A quick utility to check or fetch the active AI configurations.
Setting (out Structure): Returns the active configuration profile containing Model and Provider details.
Extracts plain text from a document to audit ingestion quality.
fileContent (in Binary): Raw PDF binary content.
Content (out Text): The extracted plain text.
Result (out Structure): Standard success or error structure.
Wraps the core ingestion pipeline. It automatically pulls your active settings, runs the extraction, handles chunking, calls your embedding provider, and gives you back cleanly structured vector data.
Inputs include maxPages, maxCharsPerPage, chunkSize, charsOverlap, and maxChunksTotal.
Vector (out Record List): Structured collection of vector chunks ready for your database.
Evaluates a text query against a structured collection of candidate vectors using in-memory cosine similarity.
queryText (in Text): Plain-language question or query.
candidateVector (in Record List): The collection of vector records to search across.
topK (in Integer): Number of top results to return.
mininimumScore (in Decimal): Similarity threshold between 0.0 and 1.0.
SearchResult (out Record List): Ranked search results ordered by relevance score descending.
This module handles the actual data orchestration, holding the physical tables and managing an asynchronous background pipeline to process files smoothly without locking up user interfaces.
The schema separates metadata from heavy binary and text objects to keep things snappy:
DocumentStatus: A lookup entity managing processing states using Label, Order, and Is_Active.
Document: The master tracking record for file metadata, tracking properties like DocumentKey, Title, OriginalFileName, FileSizeBytes, MimeType, UploadOn, UploadedBy, StatusId, and an ErrorMessage field for pipeline auditing.
DocumentFile: Holds the raw binary contents (FileContent) isolated from the main metadata table.

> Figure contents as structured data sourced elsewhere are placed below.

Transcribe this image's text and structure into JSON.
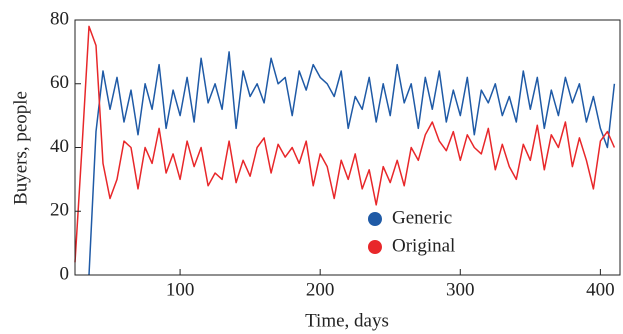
{
  "chart_data": {
    "type": "line",
    "x_label": "Time, days",
    "y_label": "Buyers, people",
    "x": [
      25,
      30,
      35,
      40,
      45,
      50,
      55,
      60,
      65,
      70,
      75,
      80,
      85,
      90,
      95,
      100,
      105,
      110,
      115,
      120,
      125,
      130,
      135,
      140,
      145,
      150,
      155,
      160,
      165,
      170,
      175,
      180,
      185,
      190,
      195,
      200,
      205,
      210,
      215,
      220,
      225,
      230,
      235,
      240,
      245,
      250,
      255,
      260,
      265,
      270,
      275,
      280,
      285,
      290,
      295,
      300,
      305,
      310,
      315,
      320,
      325,
      330,
      335,
      340,
      345,
      350,
      355,
      360,
      365,
      370,
      375,
      380,
      385,
      390,
      395,
      400,
      405,
      410
    ],
    "series": [
      {
        "name": "Generic",
        "color": "#1f5aa6",
        "values": [
          null,
          null,
          0,
          45,
          64,
          52,
          62,
          48,
          58,
          44,
          60,
          52,
          66,
          46,
          58,
          50,
          62,
          48,
          68,
          54,
          60,
          52,
          70,
          46,
          64,
          56,
          60,
          54,
          68,
          60,
          62,
          50,
          64,
          58,
          66,
          62,
          60,
          56,
          64,
          46,
          56,
          52,
          62,
          48,
          60,
          50,
          66,
          54,
          60,
          46,
          62,
          52,
          64,
          48,
          58,
          50,
          62,
          44,
          58,
          54,
          60,
          50,
          56,
          48,
          64,
          52,
          62,
          46,
          58,
          50,
          62,
          54,
          60,
          48,
          56,
          46,
          40,
          60
        ]
      },
      {
        "name": "Original",
        "color": "#e8272a",
        "values": [
          4,
          40,
          78,
          72,
          35,
          24,
          30,
          42,
          40,
          27,
          40,
          35,
          46,
          32,
          38,
          30,
          42,
          34,
          40,
          28,
          32,
          30,
          42,
          29,
          36,
          31,
          40,
          43,
          32,
          41,
          37,
          40,
          35,
          42,
          28,
          38,
          34,
          24,
          36,
          30,
          38,
          27,
          33,
          22,
          34,
          29,
          36,
          28,
          40,
          36,
          44,
          48,
          42,
          39,
          45,
          36,
          44,
          40,
          38,
          46,
          33,
          41,
          34,
          30,
          41,
          36,
          47,
          33,
          44,
          40,
          48,
          34,
          43,
          36,
          27,
          42,
          45,
          40
        ]
      }
    ],
    "xlim": [
      25,
      414
    ],
    "ylim": [
      0,
      80
    ],
    "xticks": [
      100,
      200,
      300,
      400
    ],
    "yticks": [
      0,
      20,
      40,
      60,
      80
    ],
    "legend": "lower center"
  }
}
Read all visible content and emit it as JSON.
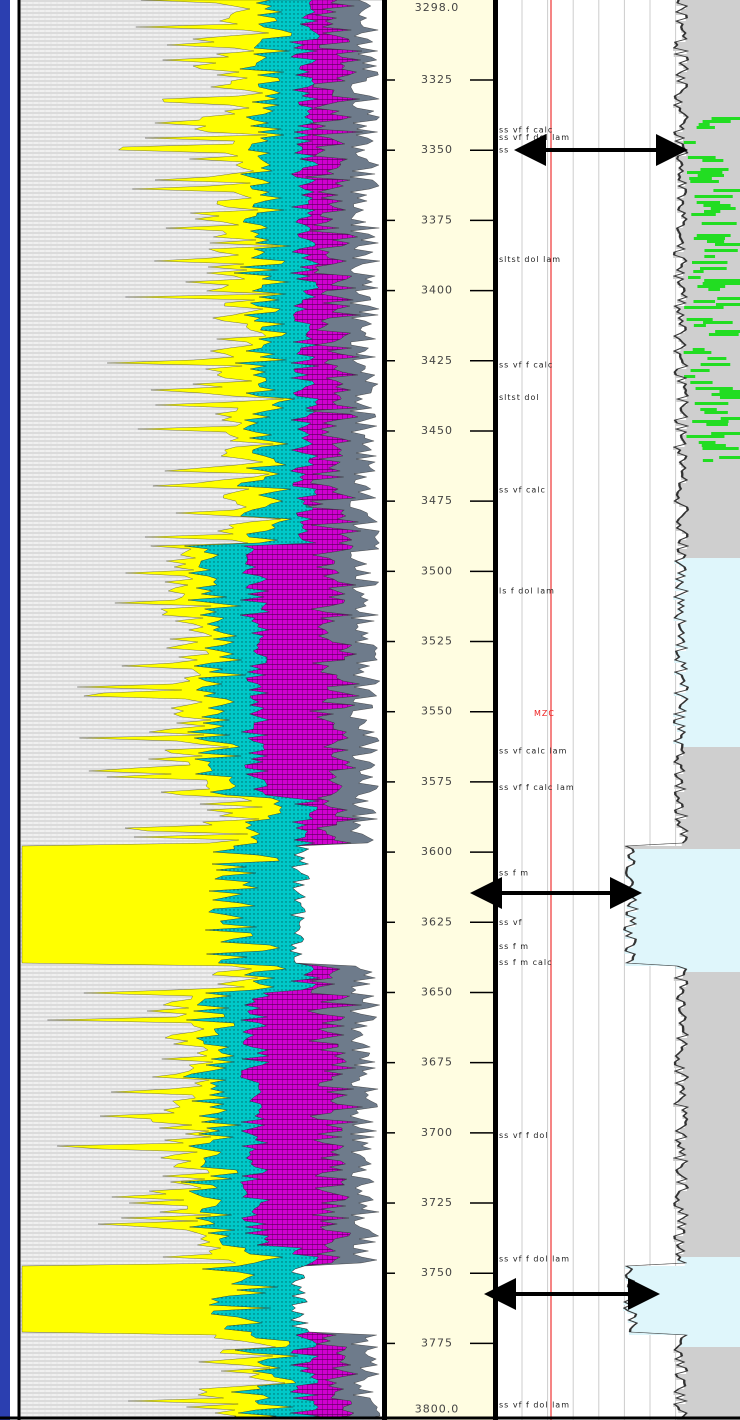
{
  "depth_track": {
    "range": [
      {
        "value": 3298,
        "label": "3298.0"
      },
      {
        "value": 3800,
        "label": "3800.0"
      }
    ],
    "ticks": [
      3325,
      3350,
      3375,
      3400,
      3425,
      3450,
      3475,
      3500,
      3525,
      3550,
      3575,
      3600,
      3625,
      3650,
      3675,
      3700,
      3725,
      3750,
      3775
    ]
  },
  "annotations": [
    {
      "text": "ss vf f calc",
      "depth": 3342.8
    },
    {
      "text": "ss vf f dol lam",
      "depth": 3345.4
    },
    {
      "text": "ss",
      "depth": 3350
    },
    {
      "text": "sltst dol lam",
      "depth": 3389
    },
    {
      "text": "ss vf f calc",
      "depth": 3426.5
    },
    {
      "text": "sltst dol",
      "depth": 3438
    },
    {
      "text": "ss vf calc",
      "depth": 3471
    },
    {
      "text": "ls f dol lam",
      "depth": 3507
    },
    {
      "text": "ss vf calc lam",
      "depth": 3564
    },
    {
      "text": "ss vf f calc lam",
      "depth": 3577
    },
    {
      "text": "ss f m",
      "depth": 3607.5
    },
    {
      "text": "ss vf",
      "depth": 3625
    },
    {
      "text": "ss f m",
      "depth": 3633.6
    },
    {
      "text": "ss f m calc",
      "depth": 3639.3
    },
    {
      "text": "ss vf f dol",
      "depth": 3701
    },
    {
      "text": "ss vf f dol lam",
      "depth": 3745
    },
    {
      "text": "ss vf f dol lam",
      "depth": 3797
    }
  ],
  "marker": {
    "text": "MZC",
    "depth": 3550.7
  }
}
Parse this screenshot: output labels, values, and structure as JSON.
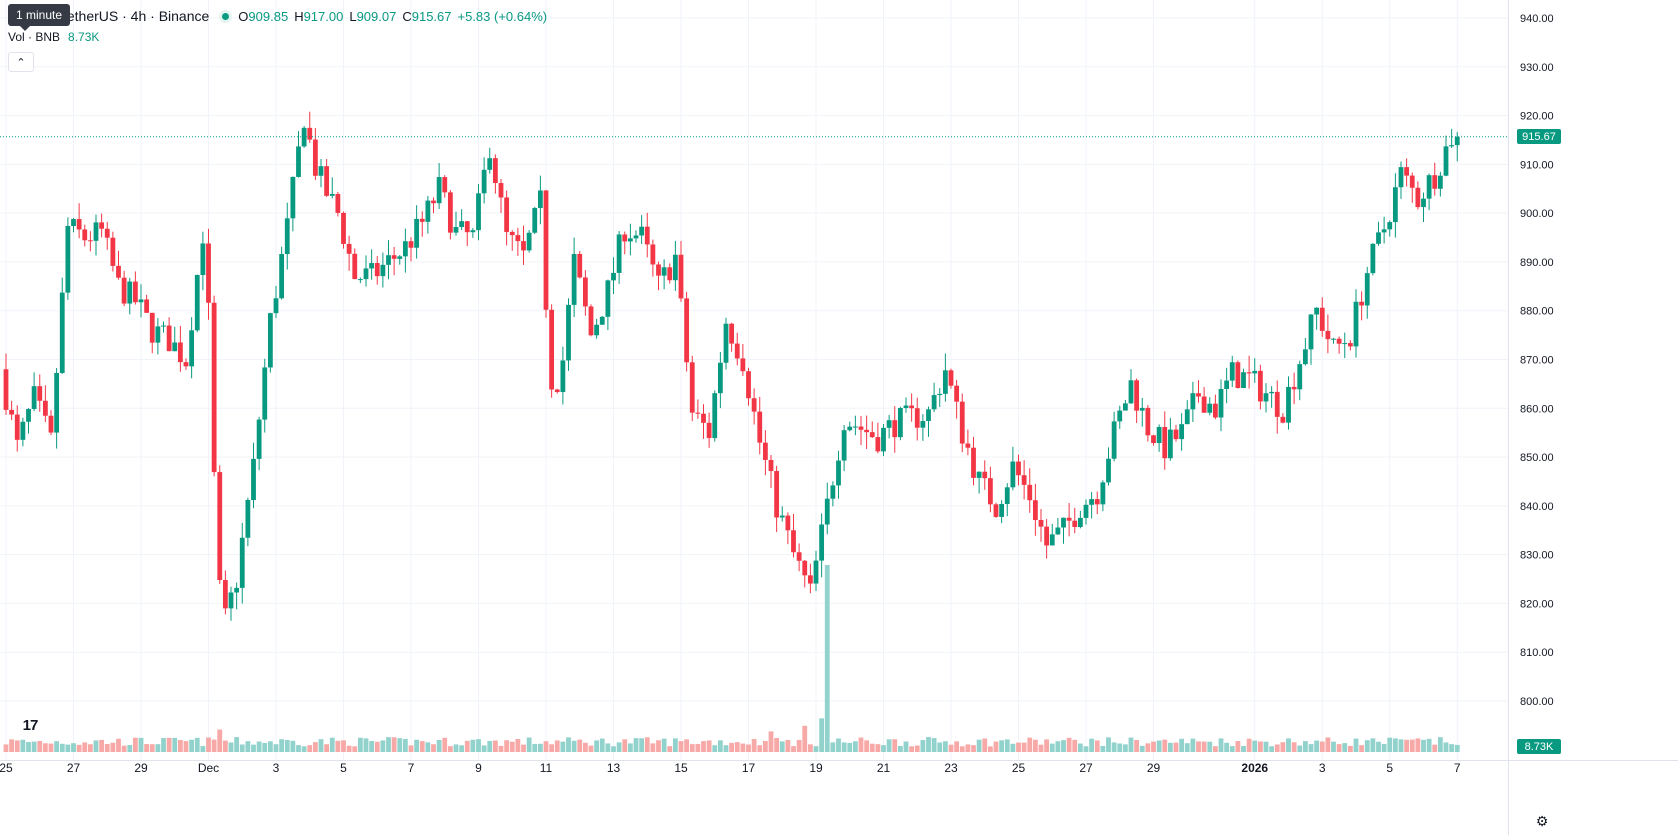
{
  "legend": {
    "title": "e Coin / TetherUS · 4h · Binance",
    "o_label": "O",
    "o_value": "909.85",
    "h_label": "H",
    "h_value": "917.00",
    "l_label": "L",
    "l_value": "909.07",
    "c_label": "C",
    "c_value": "915.67",
    "change": "+5.83 (+0.64%)"
  },
  "volume_legend": {
    "label": "Vol · BNB",
    "value": "8.73K"
  },
  "tooltip": "1 minute",
  "logo_text": "17",
  "last_price_tag": "915.67",
  "volume_tag": "8.73K",
  "colors": {
    "up": "#089981",
    "down": "#f23645",
    "up_volume": "#92d2cc",
    "down_volume": "#f7a9a7",
    "grid": "#f0f3fa"
  },
  "icons": {
    "collapse": "chevron-up-icon",
    "settings": "gear-icon",
    "logo": "tradingview-logo-icon"
  },
  "chart_data": {
    "type": "candlestick",
    "symbol": "e Coin / TetherUS",
    "interval": "4h",
    "exchange": "Binance",
    "ylim": [
      794,
      942
    ],
    "y_ticks": [
      "940.00",
      "930.00",
      "920.00",
      "910.00",
      "900.00",
      "890.00",
      "880.00",
      "870.00",
      "860.00",
      "850.00",
      "840.00",
      "830.00",
      "820.00",
      "810.00",
      "800.00"
    ],
    "x_ticks": [
      {
        "label": "25",
        "day": 0
      },
      {
        "label": "27",
        "day": 2
      },
      {
        "label": "29",
        "day": 4
      },
      {
        "label": "Dec",
        "day": 6
      },
      {
        "label": "3",
        "day": 8
      },
      {
        "label": "5",
        "day": 10
      },
      {
        "label": "7",
        "day": 12
      },
      {
        "label": "9",
        "day": 14
      },
      {
        "label": "11",
        "day": 16
      },
      {
        "label": "13",
        "day": 18
      },
      {
        "label": "15",
        "day": 20
      },
      {
        "label": "17",
        "day": 22
      },
      {
        "label": "19",
        "day": 24
      },
      {
        "label": "21",
        "day": 26
      },
      {
        "label": "23",
        "day": 28
      },
      {
        "label": "25",
        "day": 30
      },
      {
        "label": "27",
        "day": 32
      },
      {
        "label": "29",
        "day": 34
      },
      {
        "label": "2026",
        "day": 37
      },
      {
        "label": "3",
        "day": 39
      },
      {
        "label": "5",
        "day": 41
      },
      {
        "label": "7",
        "day": 43
      }
    ],
    "last_price": 915.67,
    "path": [
      [
        0.0,
        868
      ],
      [
        0.5,
        852
      ],
      [
        1.0,
        862
      ],
      [
        1.5,
        853
      ],
      [
        2.0,
        897
      ],
      [
        2.5,
        895
      ],
      [
        3.0,
        896
      ],
      [
        3.5,
        885
      ],
      [
        4.0,
        882
      ],
      [
        4.5,
        876
      ],
      [
        5.0,
        874
      ],
      [
        5.5,
        870
      ],
      [
        6.0,
        896
      ],
      [
        6.2,
        876
      ],
      [
        6.4,
        830
      ],
      [
        6.6,
        815
      ],
      [
        7.0,
        825
      ],
      [
        7.5,
        848
      ],
      [
        8.0,
        878
      ],
      [
        8.5,
        897
      ],
      [
        9.0,
        920
      ],
      [
        9.3,
        910
      ],
      [
        9.6,
        905
      ],
      [
        10.0,
        900
      ],
      [
        10.5,
        887
      ],
      [
        11.0,
        887
      ],
      [
        11.5,
        890
      ],
      [
        12.0,
        893
      ],
      [
        12.5,
        898
      ],
      [
        13.0,
        905
      ],
      [
        13.5,
        896
      ],
      [
        14.0,
        895
      ],
      [
        14.5,
        914
      ],
      [
        15.0,
        895
      ],
      [
        15.5,
        891
      ],
      [
        16.0,
        902
      ],
      [
        16.3,
        866
      ],
      [
        16.6,
        866
      ],
      [
        17.0,
        890
      ],
      [
        17.5,
        875
      ],
      [
        18.0,
        884
      ],
      [
        18.5,
        897
      ],
      [
        19.0,
        895
      ],
      [
        19.5,
        885
      ],
      [
        20.0,
        891
      ],
      [
        20.5,
        859
      ],
      [
        21.0,
        855
      ],
      [
        21.5,
        878
      ],
      [
        22.0,
        870
      ],
      [
        22.5,
        853
      ],
      [
        23.0,
        840
      ],
      [
        23.5,
        830
      ],
      [
        24.0,
        822
      ],
      [
        24.5,
        840
      ],
      [
        25.0,
        858
      ],
      [
        25.5,
        856
      ],
      [
        26.0,
        854
      ],
      [
        26.5,
        857
      ],
      [
        27.0,
        858
      ],
      [
        27.5,
        859
      ],
      [
        28.0,
        868
      ],
      [
        28.5,
        855
      ],
      [
        29.0,
        845
      ],
      [
        29.5,
        840
      ],
      [
        30.0,
        848
      ],
      [
        30.5,
        842
      ],
      [
        31.0,
        832
      ],
      [
        31.5,
        835
      ],
      [
        32.0,
        840
      ],
      [
        32.5,
        843
      ],
      [
        33.0,
        855
      ],
      [
        33.5,
        865
      ],
      [
        34.0,
        856
      ],
      [
        34.5,
        852
      ],
      [
        35.0,
        855
      ],
      [
        35.5,
        863
      ],
      [
        36.0,
        860
      ],
      [
        36.5,
        867
      ],
      [
        37.0,
        866
      ],
      [
        37.5,
        863
      ],
      [
        38.0,
        860
      ],
      [
        38.5,
        870
      ],
      [
        39.0,
        880
      ],
      [
        39.5,
        872
      ],
      [
        40.0,
        875
      ],
      [
        40.5,
        888
      ],
      [
        41.0,
        897
      ],
      [
        41.5,
        908
      ],
      [
        42.0,
        903
      ],
      [
        42.5,
        908
      ],
      [
        43.0,
        915.67
      ]
    ],
    "volume_ylim": [
      0,
      100
    ],
    "volume_spikes": [
      {
        "day": 24.3,
        "value": 100
      },
      {
        "day": 24.1,
        "value": 18
      },
      {
        "day": 23.6,
        "value": 14
      },
      {
        "day": 6.3,
        "value": 12
      },
      {
        "day": 22.7,
        "value": 11
      }
    ]
  }
}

DocumentText: Houses the complete, plain text extract (FileContentText) after the file is parsed.
DocumentChunk: Stores individual text segments along with their PageNumber, ChunkIndex, ChunkText, and a ChunkHash for easy deduplication.
ChunkEmbedding: Holds the actual generated floating-point arrays inside VectorJson, linked to its source chunk via DocumentChunkId, while logging the specific Provider and Model used.
Handles document uploads by creating the base metadata records and dropping the file into the queue for background processing.
File (in Record): Compound structure capturing DocumentKey, Title, FileName, FileContent, and MimeType.
Id (out Identifier): The unique identifier assigned to the new Document record.
An exposed service action providing cross-module access to search your indexed document store.
Parameters match the library wrapper, accepting a queryText, candidateVector record list, topK, and mininimumScore.
SearchResult (out Record List): Returns the top ranked matches with their Rank, Score, PageNumber, ChunkIndex, ChunkText, and ChunkHash.
To ensure a fast, responsive user experience, document parsing and embedding happen entirely in the background.
Trigger: Automatically launches the second a new record hits the DocumentFile table.
EmbedFile Activity: An automatic activity that triggers the wrapper logic to extract the text, split it into chunks, and fetch the embeddings from your configured AI provider.
Decision: Evaluates the outcome using the IsSuccess flag.
Yes Route: Moves to the Success milestone and terminates cleanly.
No Route: Moves to the Fail milestone, logging the error reasons straight to the document master record so you can audit what went wrong.
No Scanned PDFs: Text extraction requires selectable text in the document. Run OCR on your files before passing them to the ingestion pipeline.
In-Memory Scale: Vector comparisons occur completely in-process per search request. This approach is highly performant for up to a few thousand chunks, but if you are looking to scale to massive document vaults, you will eventually want to couple this with a dedicated vector database.
Model Consistency: Make sure you use the exact same model for both ingestion and searching. Mixing models will cause your cosine similarity scores to calculate incorrectly.